# water pooling on a new flat roof



## Helen (6 mo ago)

hello,
I have a flat roof WITHOUT central drain. It is sloped at 2%, draining to the side. I had a membrane on it for 13 years but it started to leak so old stuff was torn off and new SOPREMA membrane was put on a month ago. I went up to the roof after a strom and found two puddles of water about 2 by 3 meters each (more or less in the same spot where i used to have a leak before) one of which was about 1.5 cm deep. They used slopping insulation to make sure the water woudl drain but clealry there are still some low spots. I think the main problem is that the edge of the roof goes up a little (maybe bacause of the flashing being tucked under?) and that's why some water pools there. The water was still there 24 hrs after the storm but gone 36hr after the storm. 

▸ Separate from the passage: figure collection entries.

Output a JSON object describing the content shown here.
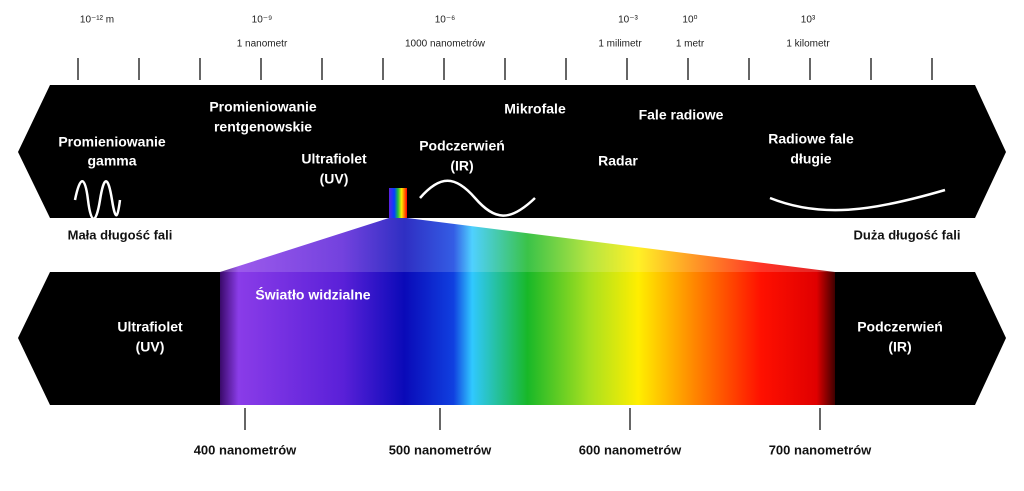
{
  "scale": [
    {
      "power": "10⁻¹² m"
    },
    {
      "power": "10⁻⁹",
      "label": "1 nanometr"
    },
    {
      "power": "10⁻⁶",
      "label": "1000 nanometrów"
    },
    {
      "power": "10⁻³",
      "label": "1 milimetr"
    },
    {
      "power": "10⁰",
      "label": "1 metr"
    },
    {
      "power": "10³",
      "label": "1 kilometr"
    }
  ],
  "spectrum": {
    "gamma": [
      "Promieniowanie",
      "gamma"
    ],
    "xray": [
      "Promieniowanie",
      "rentgenowskie"
    ],
    "uv": [
      "Ultrafiolet",
      "(UV)"
    ],
    "ir": [
      "Podczerwień",
      "(IR)"
    ],
    "microwave": "Mikrofale",
    "radio": "Fale radiowe",
    "radar": "Radar",
    "longwave": [
      "Radiowe fale",
      "długie"
    ],
    "short_wave": "Mała długość fali",
    "long_wave": "Duża długość fali"
  },
  "visible": {
    "uv": [
      "Ultrafiolet",
      "(UV)"
    ],
    "title": "Światło widzialne",
    "ir": [
      "Podczerwień",
      "(IR)"
    ],
    "ticks": [
      "400 nanometrów",
      "500 nanometrów",
      "600 nanometrów",
      "700 nanometrów"
    ]
  }
}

I read that if water is gone 48hr after a storm it's ok, but my worry is that in the winter and spring (I live in Montreal, Canada) with snowmelt and sun not as hight and strong as right now to evaporate rainfall water, the water from snowmelt will just sit there for an extanded period of time which I worry is why my first membrane roof only lasted 13 years and leaked in the same exact spot where water is pooling now. 

Should I insist that the company comes and adresses it now? Is there a way to fix it without redoing the roof again??
Pics of water the morning after the night strorm and 24hr later included. 

thanks! 
helen


----------



## blageurt (Dec 15, 2009)

I would just Prime it with a good primer like this IKOpro Quick Dry Primer - IKO Polymeric and Torch on more Cap so it levels out and you should be fine. You should start from the Bottom up and torch so the top seam is flat on the second row ...Very Easy repair


----------